Meditate!...
Personal effort will search out the spiritual point of the text. This is not the same as getting hooked on the phrase that inspires the greatest feelings of personal guilt. The central message is always best synchronized with the mystery of the Lord's death and resurrection. Work at getting at that spiritual sense, the sense which is consistent in Scripture, the spiritual sense which is basic to both the Fathers and modern exegetes. In commenting on Scripture with Scripture, you can seek what the Lord is saying to you.
Don't expect to find only what you already know. What complacency! Don't expect necessarily to find something to please you or ease some situation in your life. This is giving into subjectivism. Not all texts are completely understandable right away! Try a little humility and recognize that so far you've understood little or even nothing at all, and you'll come to a greater understanding later on. This is another form of obedience: if you admit that you still need to be milk-fed, you won't expect to be nibbling on solid food (cf. 1 Cor 3:2; Heb 5:12).

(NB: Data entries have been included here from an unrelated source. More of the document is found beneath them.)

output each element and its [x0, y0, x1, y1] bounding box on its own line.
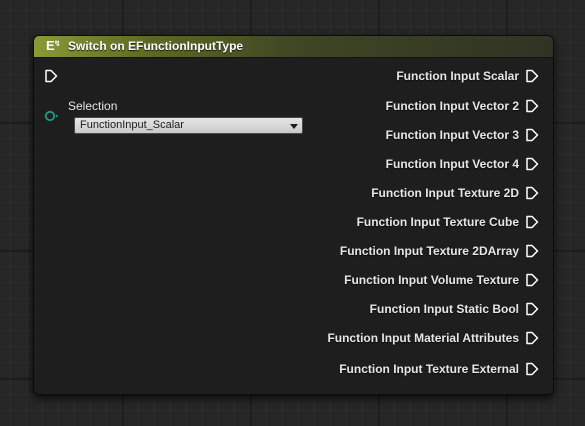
exec-out-pin-icon[interactable] [525, 128, 539, 142]
selection-label: Selection [68, 99, 118, 113]
exec-out-pin-icon[interactable] [525, 69, 539, 83]
output-label: Function Input Texture External [339, 362, 519, 376]
output-label: Function Input Static Bool [369, 302, 519, 316]
switch-node[interactable]: E ↯ Switch on EFunctionInputType Selectio… [33, 35, 554, 395]
output-label: Function Input Volume Texture [344, 273, 519, 287]
output-label: Function Input Texture Cube [356, 215, 519, 229]
switch-enum-icon: E ↯ [46, 38, 61, 53]
selection-pin-icon[interactable] [44, 109, 60, 123]
exec-out-pin-icon[interactable] [525, 244, 539, 258]
exec-out-pin-icon[interactable] [525, 331, 539, 345]
exec-out-pin-icon[interactable] [525, 157, 539, 171]
exec-out-pin-icon[interactable] [525, 302, 539, 316]
output-label: Function Input Texture 2DArray [339, 244, 519, 258]
exec-out-pin-icon[interactable] [525, 215, 539, 229]
selection-value: FunctionInput_Scalar [80, 119, 184, 131]
output-label: Function Input Vector 2 [385, 99, 519, 113]
output-label: Function Input Scalar [396, 69, 519, 83]
node-header[interactable]: E ↯ Switch on EFunctionInputType [34, 36, 553, 58]
node-title: Switch on EFunctionInputType [68, 39, 244, 53]
exec-out-pin-icon[interactable] [525, 186, 539, 200]
output-label: Function Input Material Attributes [327, 331, 519, 345]
exec-out-pin-icon[interactable] [525, 273, 539, 287]
selection-dropdown[interactable]: FunctionInput_Scalar [74, 117, 303, 134]
output-label: Function Input Vector 4 [385, 157, 519, 171]
chevron-down-icon [290, 124, 298, 129]
output-label: Function Input Vector 3 [385, 128, 519, 142]
output-label: Function Input Texture 2D [371, 186, 519, 200]
exec-in-pin-icon[interactable] [44, 69, 58, 83]
exec-out-pin-icon[interactable] [525, 362, 539, 376]
exec-out-pin-icon[interactable] [525, 99, 539, 113]
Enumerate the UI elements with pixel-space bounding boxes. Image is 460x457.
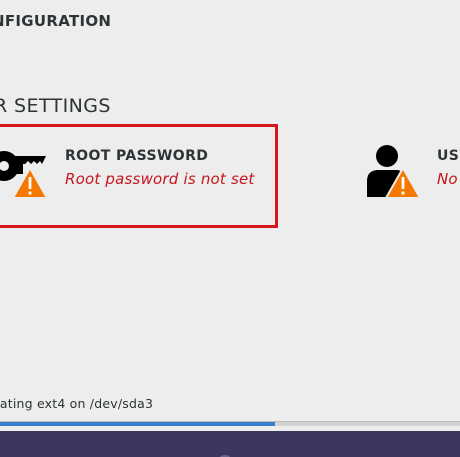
footer-banner xyxy=(0,431,460,457)
footer-decoration-icon xyxy=(219,455,231,457)
root-password-label: ROOT PASSWORD xyxy=(65,148,209,164)
progress-status-text: eating ext4 on /dev/sda3 xyxy=(0,396,154,411)
root-password-status: Root password is not set xyxy=(65,170,255,188)
section-title: R SETTINGS xyxy=(0,95,111,117)
progress-bar-fill xyxy=(0,422,275,426)
progress-bar xyxy=(0,421,460,426)
key-warning-icon xyxy=(0,151,49,199)
user-warning-icon xyxy=(367,145,422,199)
page-title: NFIGURATION xyxy=(0,12,112,30)
user-creation-status: No xyxy=(437,170,458,188)
user-creation-label: USE xyxy=(437,148,460,164)
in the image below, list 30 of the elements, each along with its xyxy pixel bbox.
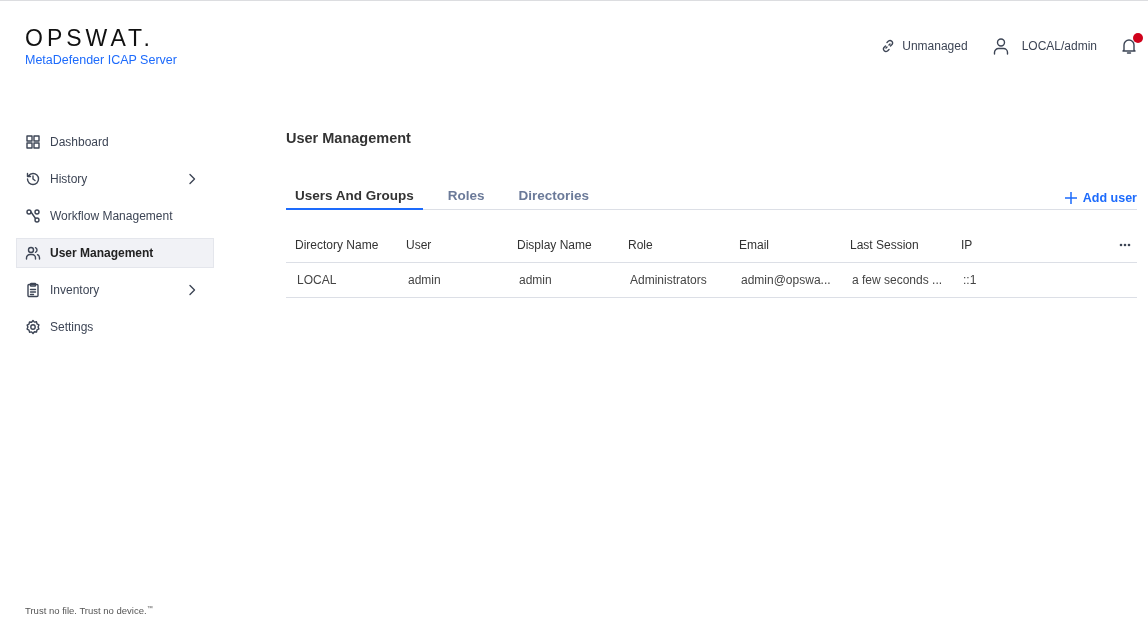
sidebar-item[interactable]: Inventory bbox=[16, 275, 214, 305]
tagline: Trust no file. Trust no device.$^{™}$ bbox=[24, 604, 154, 616]
sidebar-item[interactable]: User Management bbox=[16, 238, 214, 268]
table-cell: Administrators bbox=[619, 262, 730, 298]
table-cell: admin@opswa... bbox=[730, 262, 841, 298]
sidebar-item[interactable]: Settings bbox=[16, 312, 214, 342]
sidebar-item[interactable]: History bbox=[16, 164, 214, 194]
sidebar-item[interactable]: Dashboard bbox=[16, 127, 214, 157]
column-header[interactable]: User bbox=[397, 228, 508, 263]
column-header[interactable]: Email bbox=[730, 228, 841, 263]
table-cell: ::1 bbox=[952, 262, 1063, 298]
sidebar-item[interactable]: Workflow Management bbox=[16, 201, 214, 231]
add-user-button[interactable]: Add user bbox=[1064, 191, 1137, 209]
column-header[interactable]: Directory Name bbox=[286, 228, 397, 263]
column-header[interactable]: IP bbox=[952, 228, 1063, 263]
table-cell: LOCAL bbox=[286, 262, 397, 298]
unmanaged-status[interactable]: Unmanaged bbox=[881, 39, 968, 53]
table-cell: a few seconds ... bbox=[841, 262, 952, 298]
tab[interactable]: Users And Groups bbox=[286, 188, 423, 210]
column-header[interactable]: Display Name bbox=[508, 228, 619, 263]
user-menu[interactable]: LOCAL/admin bbox=[991, 37, 1097, 55]
column-header[interactable]: Last Session bbox=[841, 228, 952, 263]
tab[interactable]: Directories bbox=[509, 188, 599, 210]
product-name: MetaDefender ICAP Server bbox=[25, 53, 177, 67]
table-cell: admin bbox=[508, 262, 619, 298]
tab[interactable]: Roles bbox=[438, 188, 494, 210]
page-title: User Management bbox=[286, 130, 411, 146]
column-header[interactable]: Role bbox=[619, 228, 730, 263]
logo: OPSWAT. bbox=[25, 25, 154, 51]
table-cell: admin bbox=[397, 262, 508, 298]
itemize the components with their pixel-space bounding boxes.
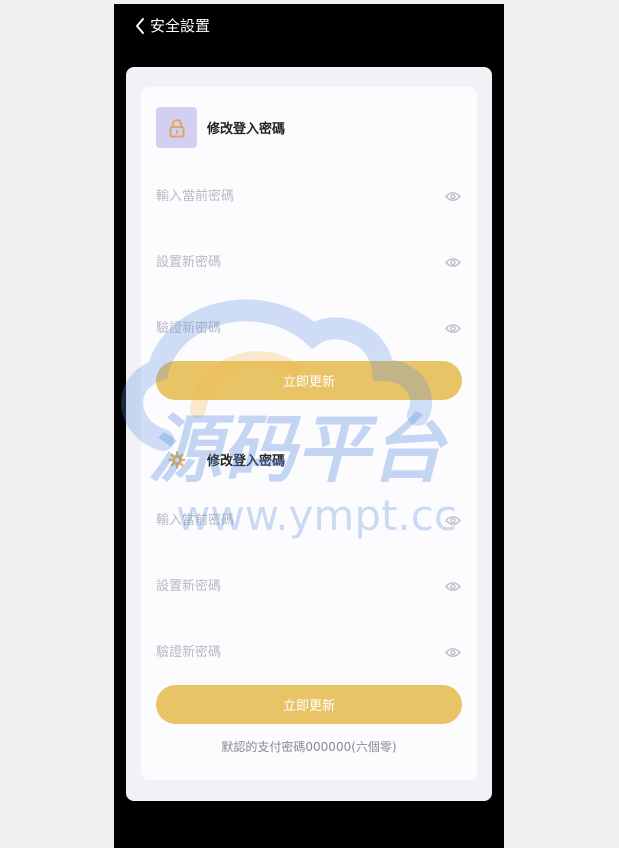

When you get to the point of understanding a little of it, chew over the words in your heart (the rumination recommended by the Fathers). Then apply them to yourself and to your life-situation, without getting lost in psychologism or introspection, and without getting locked into an examination of conscience. God is speaking to you. Think about God, not about yourself! Don't let yourself get paralyzed by a scrupulous analysis of your own shortcomings and limitations while the divine Word is demanding your attention.
The Word will discern the state of your heart, judge you and convict you of sin, but remember that God is greater than your conscience (cf. 1 Jn 3:20). When God wounds your heart this way, he always does it with truth and mercy.